Capítulo 6

 

QUÉ HORA es, agapi mou?

–Son casi las doce –contestó Molly tras mirar el reloj que había en la mesilla de noche.

Estaban en la cama. El sol entraba a través de las rendijas de las cortinas, lo que significaba que tenían justo una hora para que Dimitri se duchara, se vistiera y llegara a su casa a tiempo para el regreso de Zoe. Sus idas y venidas estaban planeadas a la perfección, y hasta las horas intermedias seguían un patrón organizado. Hacían el amor, luego ella hacía café, hablaban y volvían a hacer el amor. Entonces uno de los dos miraba la hora y Dimitri suspiraba y se encogía de hombros, y ella fingía que no le importaba y le veía caminar desnudo en dirección a la ducha.

A veces Molly se preguntaba si su hija encontraría raro que su padre tuviera el pelo siempre húmedo a la hora de la comida, pero no preguntaba. La última cosa que quería hacer era perder el tiempo averiguando las artimañas que él utilizaba para mantenerlo todo en secreto.

Se giró para mirarlo y la sábana resbaló por su cuerpo.

–¿Quieres café?

–No –dijo él incorporándose sobre un codo.

–¿No quieres?

–No, si significa que tienes que dejar la cama.

–Entonces tendrás que pasar sin él, porque me temo que ando escasa de sirvientes.

Dimitri se tumbó mirando al techo, preguntándose qué era lo que le preocupaba. Aquello tendría que ser como un sueño y, en parte, lo era. Estaba en la cama con la mujer más apasionada que jamás había conocido, sin preguntas ni exigencias. El perfecto affaire sin ataduras que tanto se ajustaba a su estilo de vida.

Pensó en cómo Molly había recorrido su cuerpo con la boca solo unos minutos antes y un oscuro demonio asomó la cabeza. Se preguntaba cuántas conversaciones como aquella habrían tenido lugar con hombres como él. Y cuando se hubiera ido, ¿cuánto tardaría en reemplazarlo? De pronto lo embargó un ataque de celos.

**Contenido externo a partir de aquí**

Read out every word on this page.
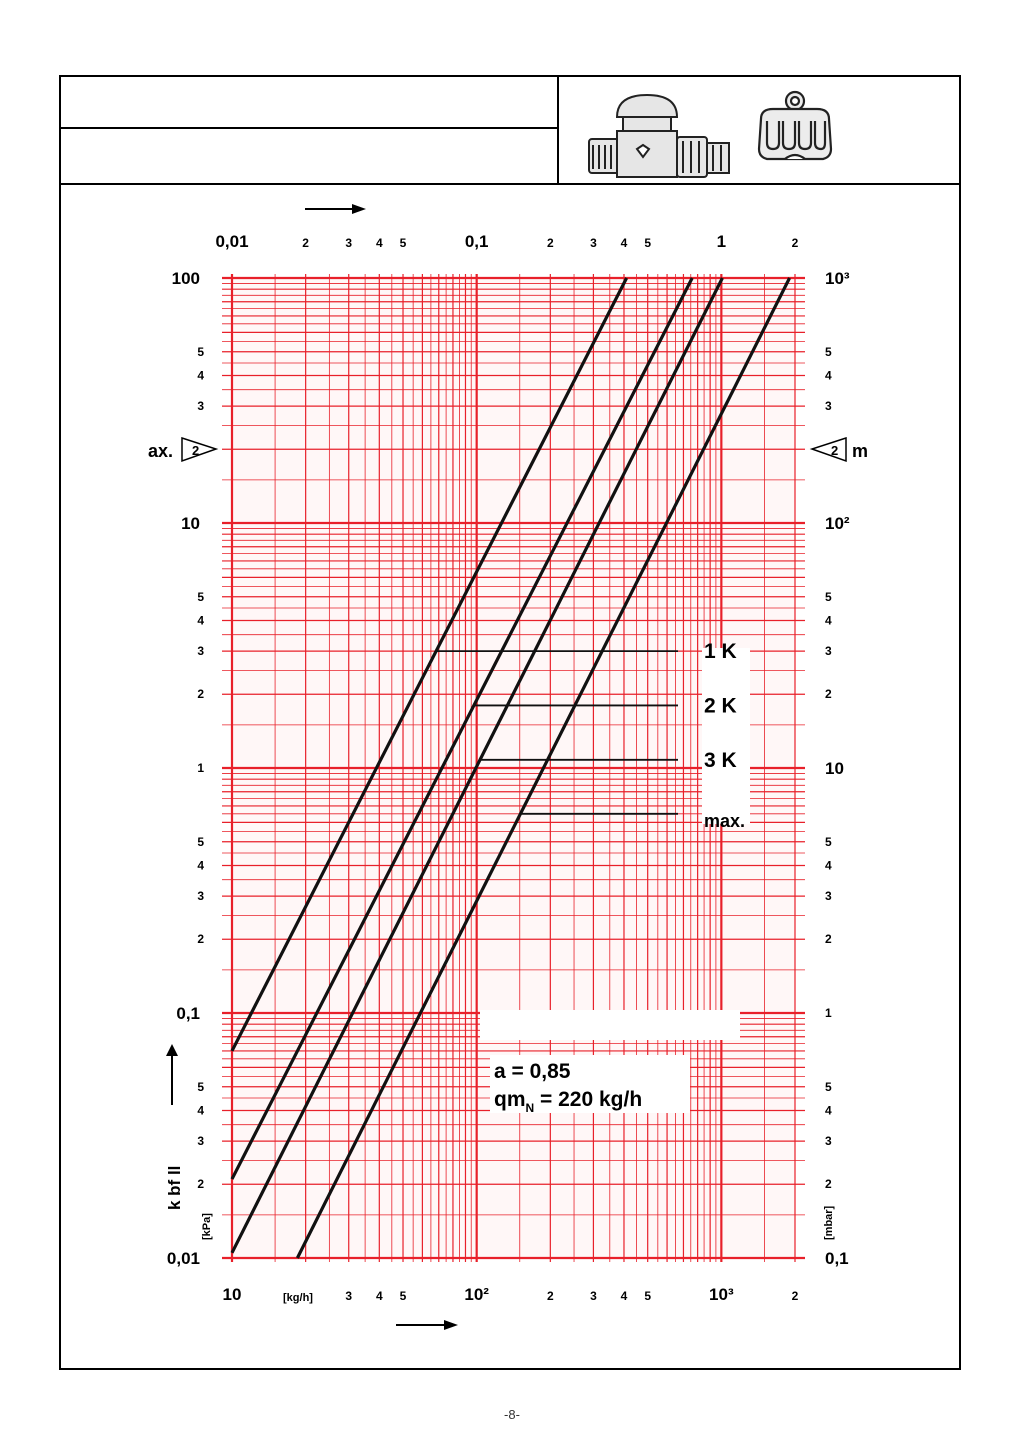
10	3 4 5	10²	2	3 4 5	10³	2
[kg/h]
0,01	2	3 4 5	0,1	2	3 4 5	1	2
100
5
4
3
10
5
4
3
2
1
5
4
3
2
0,1
5
4
3
2
0,01
10³
5
4
3
10²
5
4
3
2
10
5
4
3
2
1
5
4
3
2
0,1
[kPa]	[mbar]
k bf ll
ax. 2	2 m
1 K
2 K
3 K
max.
a = 0,85
$qm_N = 220$ kg/h
-8-
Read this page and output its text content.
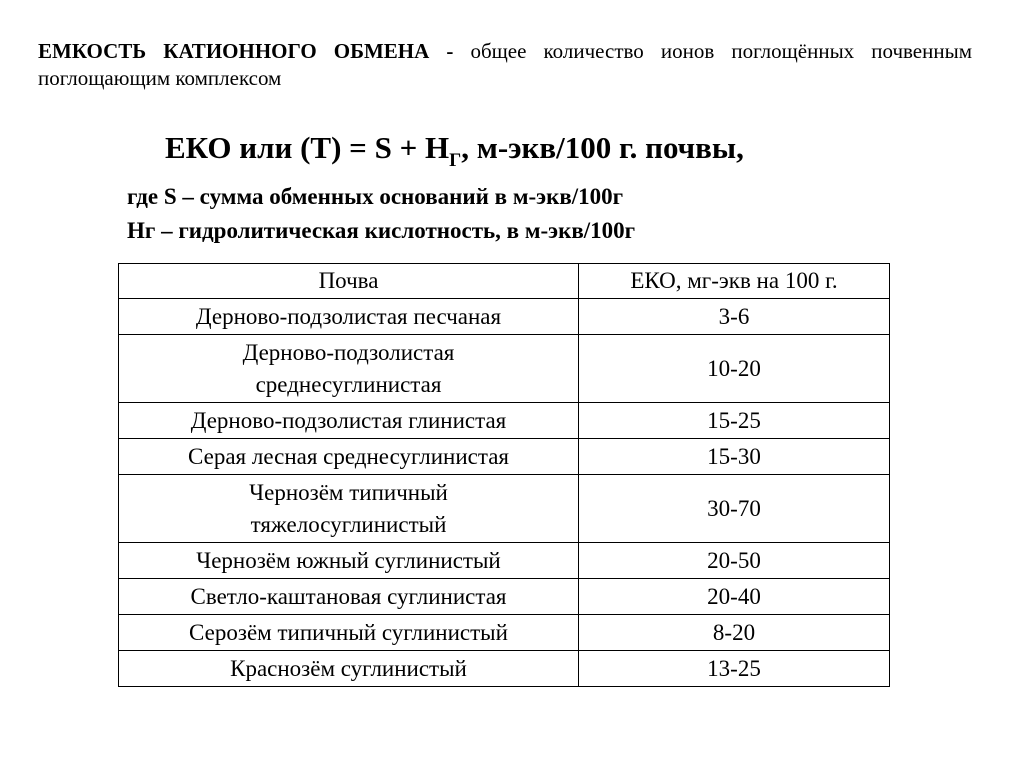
ЕМКОСТЬ КАТИОННОГО ОБМЕНА - общее количество ионов поглощённых почвенным поглощающим комплексом
ЕКО или $(Т) = S + Н_Г$, м-экв/100 г. почвы,
где S – сумма обменных оснований в м-экв/100г
Нг – гидролитическая кислотность, в м-экв/100г
Почва	ЕКО, мг-экв на 100 г.
Дерново-подзолистая песчаная	3-6

Дерново-подзолистая
среднесуглинистая	10-20
Дерново-подзолистая глинистая	15-25
Серая лесная среднесуглинистая	15-30

Чернозём типичный
тяжелосуглинистый	30-70
Чернозём южный суглинистый	20-50
Светло-каштановая суглинистая	20-40
Серозём типичный суглинистый	8-20
Краснозём суглинистый	13-25
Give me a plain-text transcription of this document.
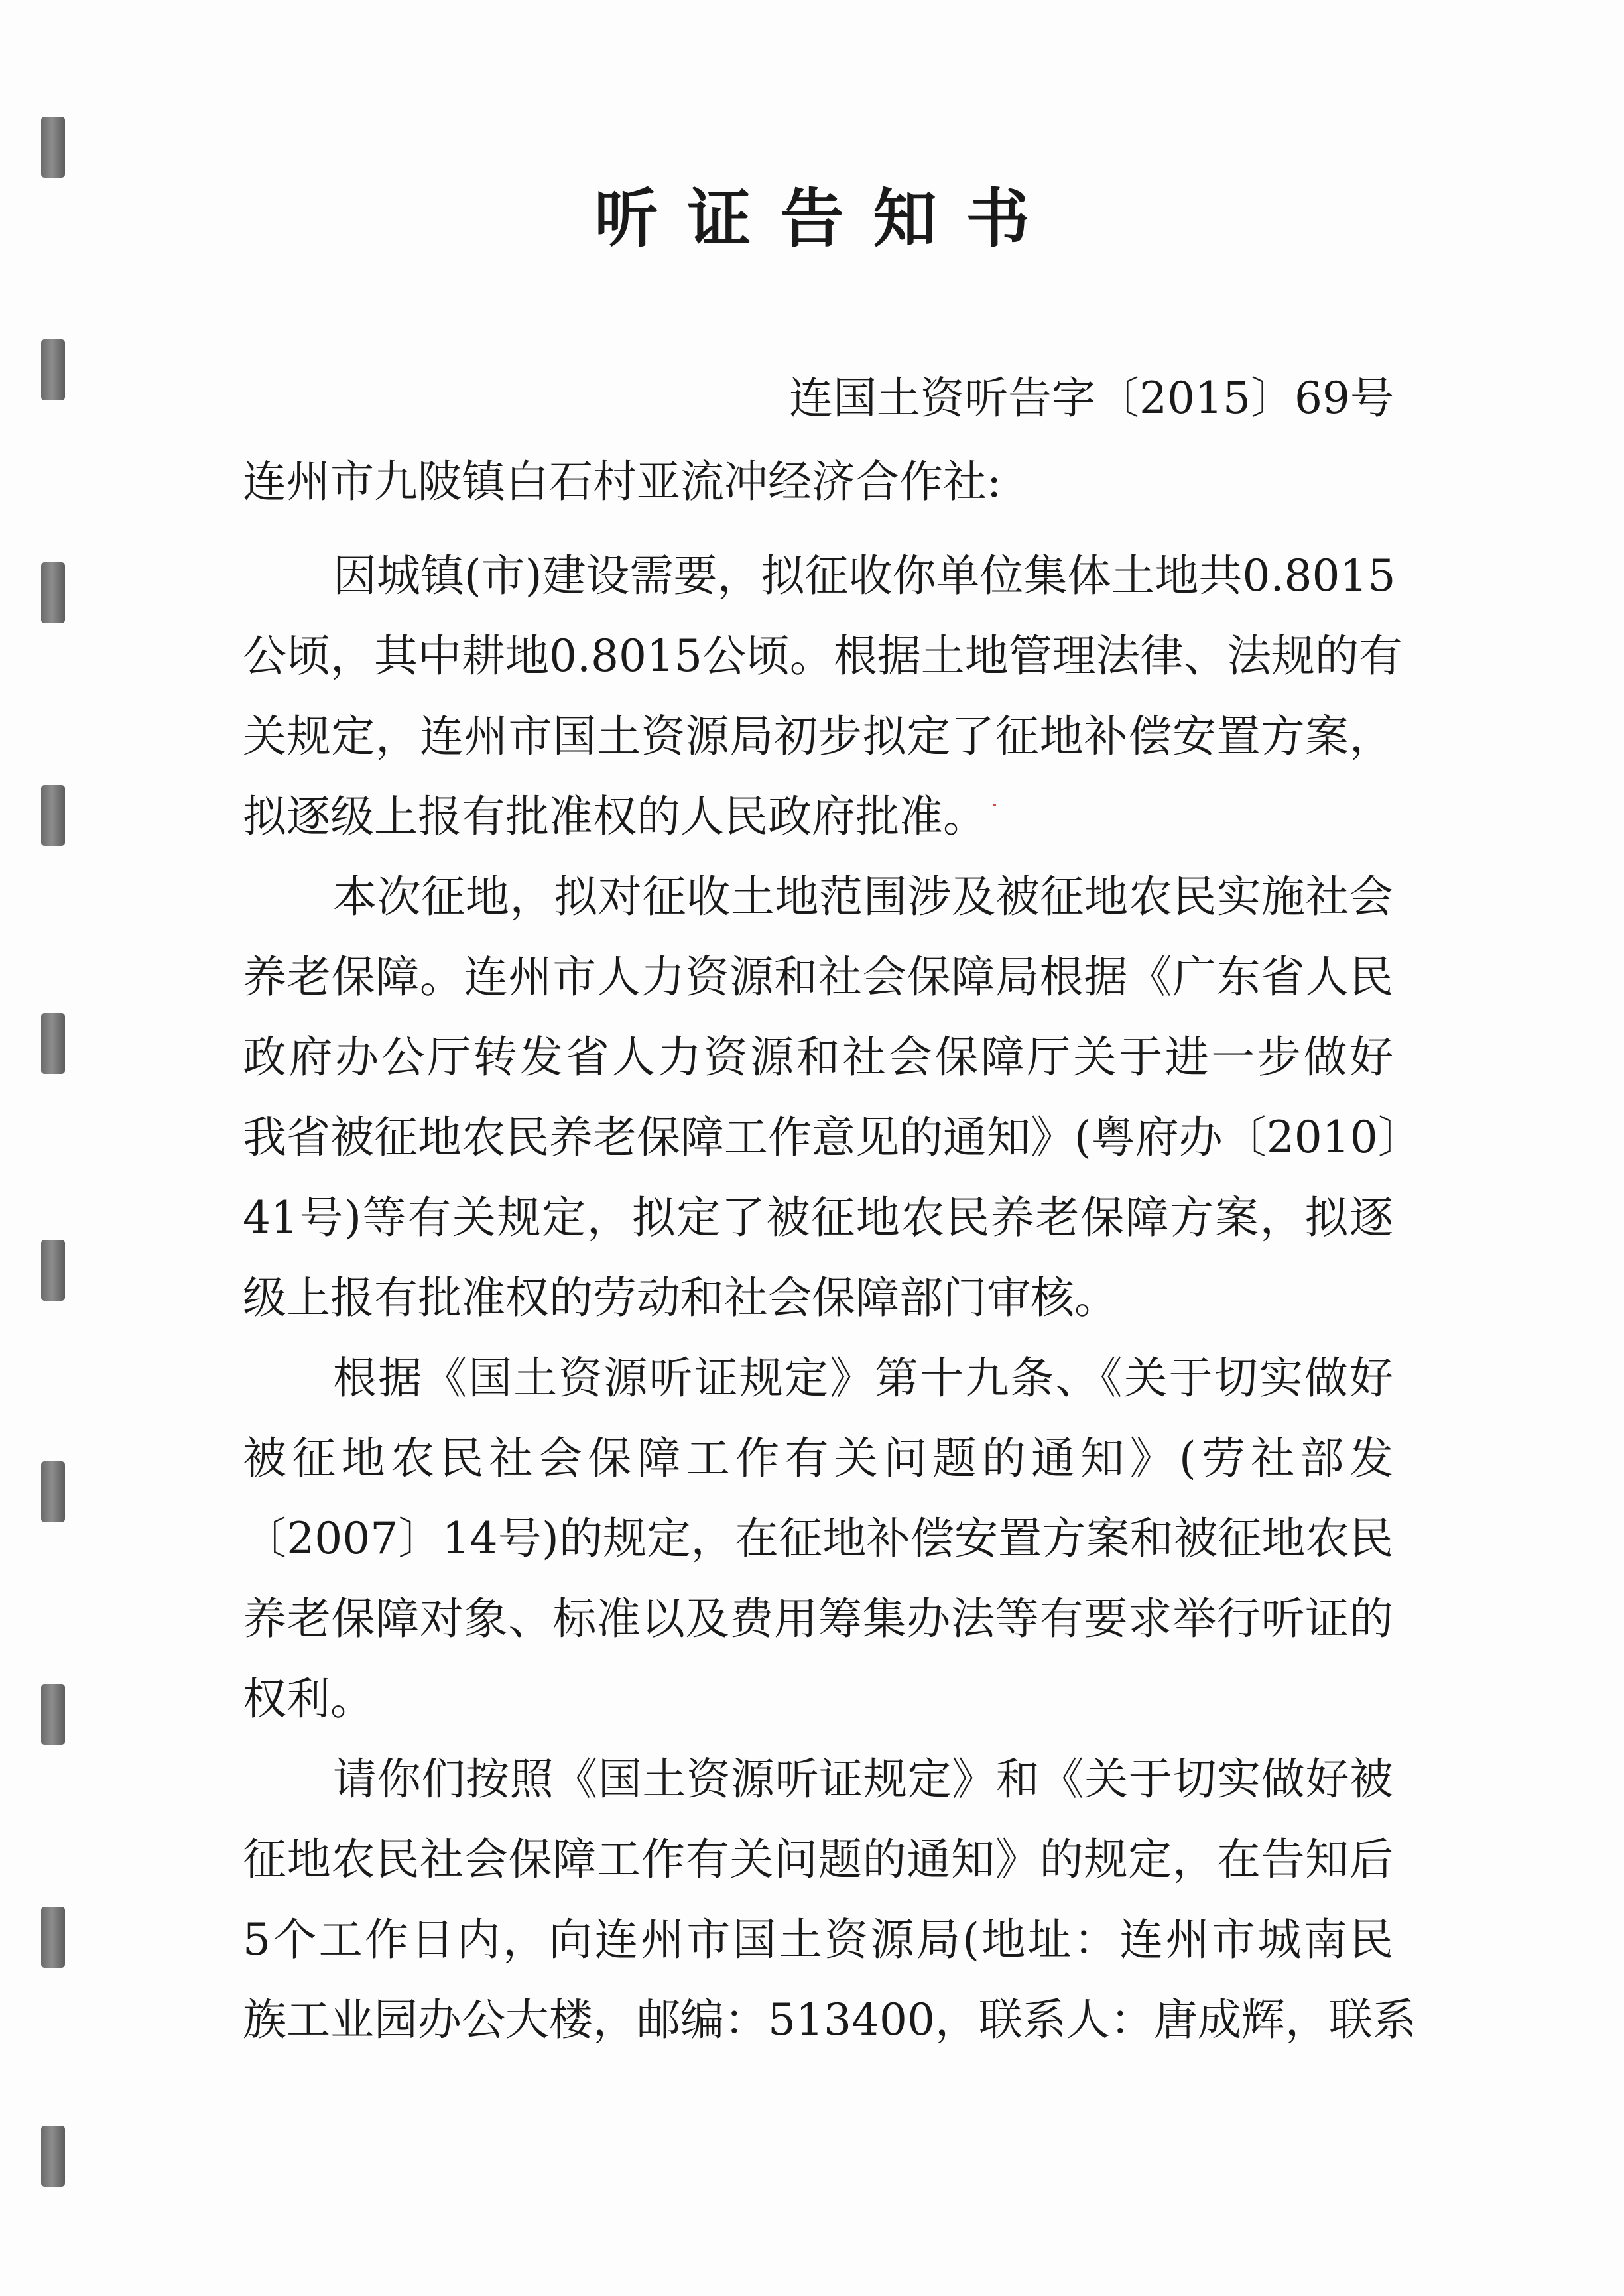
听证告知书
连国土资听告字〔2015〕69号
连州市九陂镇白石村亚流冲经济合作社:
因城镇(市)建设需要，拟征收你单位集体土地共0.8015
公顷，其中耕地0.8015公顷。根据土地管理法律、法规的有
关规定，连州市国土资源局初步拟定了征地补偿安置方案，
拟逐级上报有批准权的人民政府批准。
本次征地，拟对征收土地范围涉及被征地农民实施社会
养老保障。连州市人力资源和社会保障局根据《广东省人民
政府办公厅转发省人力资源和社会保障厅关于进一步做好
我省被征地农民养老保障工作意见的通知》(粤府办〔2010〕
41号)等有关规定，拟定了被征地农民养老保障方案，拟逐
级上报有批准权的劳动和社会保障部门审核。
根据《国土资源听证规定》第十九条、《关于切实做好
被征地农民社会保障工作有关问题的通知》(劳社部发
〔2007〕14号)的规定，在征地补偿安置方案和被征地农民
养老保障对象、标准以及费用筹集办法等有要求举行听证的
权利。
请你们按照《国土资源听证规定》和《关于切实做好被
征地农民社会保障工作有关问题的通知》的规定，在告知后
5个工作日内，向连州市国土资源局(地址：连州市城南民
族工业园办公大楼，邮编：513400，联系人：唐成辉，联系
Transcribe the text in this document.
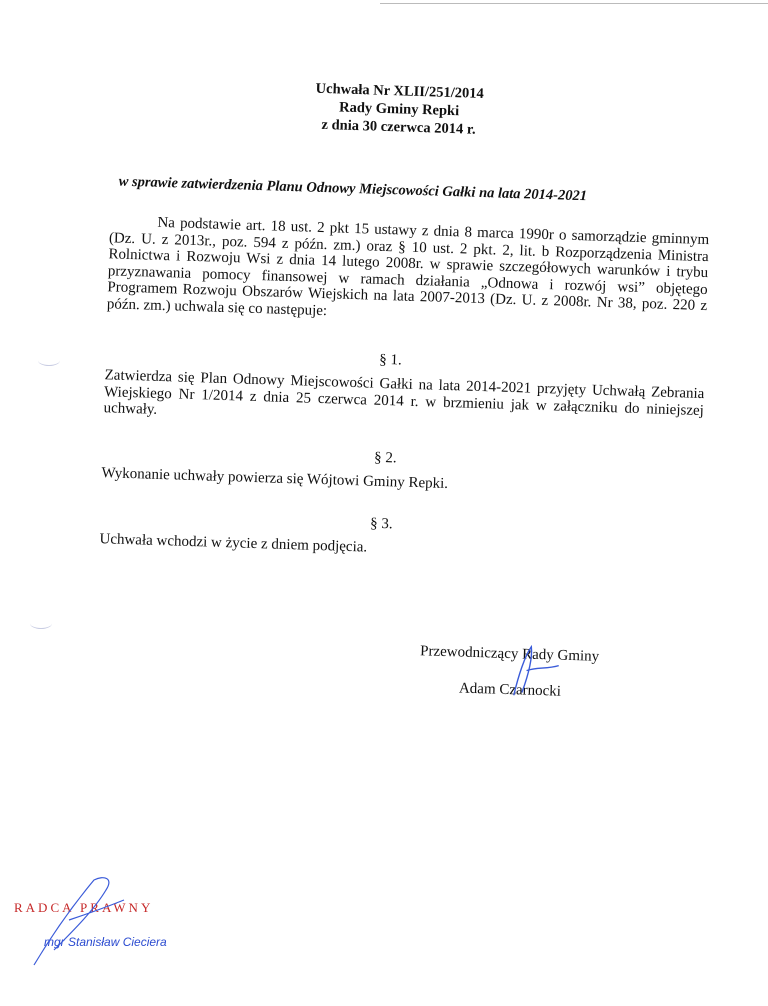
Uchwała Nr XLII/251/2014
Rady Gminy Repki
z dnia 30 czerwca 2014 r.
w sprawie zatwierdzenia Planu Odnowy Miejscowości Gałki na lata 2014-2021
Na podstawie art. 18 ust. 2 pkt 15 ustawy z dnia 8 marca 1990r o samorządzie gminnym (Dz. U. z 2013r., poz. 594 z późn. zm.) oraz § 10 ust. 2 pkt. 2, lit. b Rozporządzenia Ministra Rolnictwa i Rozwoju Wsi z dnia 14 lutego 2008r. w sprawie szczegółowych warunków i trybu przyznawania pomocy finansowej w ramach działania „Odnowa i rozwój wsi” objętego Programem Rozwoju Obszarów Wiejskich na lata 2007-2013 (Dz. U. z 2008r. Nr 38, poz. 220 z późn. zm.) uchwala się co następuje:
§ 1.
Zatwierdza się Plan Odnowy Miejscowości Gałki na lata 2014-2021 przyjęty Uchwałą Zebrania Wiejskiego Nr 1/2014 z dnia 25 czerwca 2014 r. w brzmieniu jak w załączniku do niniejszej uchwały.
§ 2.
Wykonanie uchwały powierza się Wójtowi Gminy Repki.
§ 3.
Uchwała wchodzi w życie z dniem podjęcia.
Przewodniczący Rady Gminy
Adam Czarnocki
RADCA PRAWNY
mgr Stanisław Cieciera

–¿Siempre traes aquí a tus amantes? –preguntó.

–¿Perdón?

Se rio con cinismo.

–No me ofenderás, te lo aseguro. Solo quiero saber si traes aquí a tus amantes.

–¿Qué tipo de pregunta es esa? –preguntó ella, desconcertada al comprobar lo testarudo que era.

–¿No quieres contestar? –preguntó él sin dejar de mirarla.

–No creo que sea asunto tuyo. Yo no te pregunto sobre tus amantes, ¿verdad?

–Pregunta lo que quieras. ¿Qué quieres saber? –preguntó.

–Ese es el asunto, ¡que no quiero saber nada!

–No te creo. Las mujeres sois curiosas.

Quizá las mujeres con las que se acostaba habitualmente sí. Pero quizá estaban más acostumbradas a eso de las aventuras sin ataduras. Además, el tipo de preguntas que a ella le hubiera gustado hacer sobre sus amantes no eran quién, cuándo, dónde o cómo, sino cómo le habían hecho sentir. Y ninguna respuesta que él pudiera dar la dejaría satisfecha.

–Yo no lo soy –dijo tercamente.

–Yo sí soy curioso –murmuró.

–¡Pesado! –dijo enfadada–, ¿es así como te diviertes?, ¿hablando sobre los que hubo antes, y lo mucho mejor que eres en la cama?

–Molly, es un cumplido genial –dijo él, sonriente.

–¡Oh, cállate!

Dimitri vio cómo se incorporaba enfadada y meneaba la cabeza, de modo que su pelo cayó sobre sus hombros. Era un movimiento que él conocía muy bien y que había olvidado hasta ese preciso momento.

–Pareces una diosa –susurró.

–Apuesto a que le dices eso a todas las mujeres –contestó ella, haciéndose la dura.

–Molly, eres muy frívola –repuso él frunciendo el ceño.

Por supuesto que lo era. No tenía otra opción. No iba a dejar que un cumplido sin importancia se le subiera a la cabeza, ni a pensar que aquello significaba algo más que el hecho de que solo quería hacer el amor con ella otra vez. Pues podía esperar sentado, porque ella no estaba allí para satisfacer todos sus caprichos. Era una mujer independiente y se iba a comportar como tal.

Se quitó la sábana de encima y se levantó de la cama.

–¿Dónde vas?

–Voy a hacer café, ¿te apetece?

No, no quería, pero vio la determinación en sus ojos. Además, ver a Molly indignada caminar desnuda por la habitación era un espectáculo maravilloso. Se recostó sobre la almohada y la observó. Se movía como en un sueño, con sus piernas largas, su trasero firme y respingón y sus pechos rosados y exuberantes.

–No se me ocurre nada que me apetezca más –bromeó con ironía. Ella lo miró y se echó a reír mientras él abría los brazos–. Molly –murmuró–, vuelve a la cama.

–¡No!

–Venga.

Fue a la cama y dejó que la abrazara para sentir el inevitable ardor en la sangre. Luego la besó en el cuello.

–Sabes que no quieres café, epikindhinos Molly –le susurró al oído.

–¿Qué significa epikindhinos? –preguntó ella con los ojos cerrados.

–Búscalo.

–¡Dímelo!

–Peligrosa –repuso él lentamente.

–Ah –eso le gustaba. Él también era peligroso.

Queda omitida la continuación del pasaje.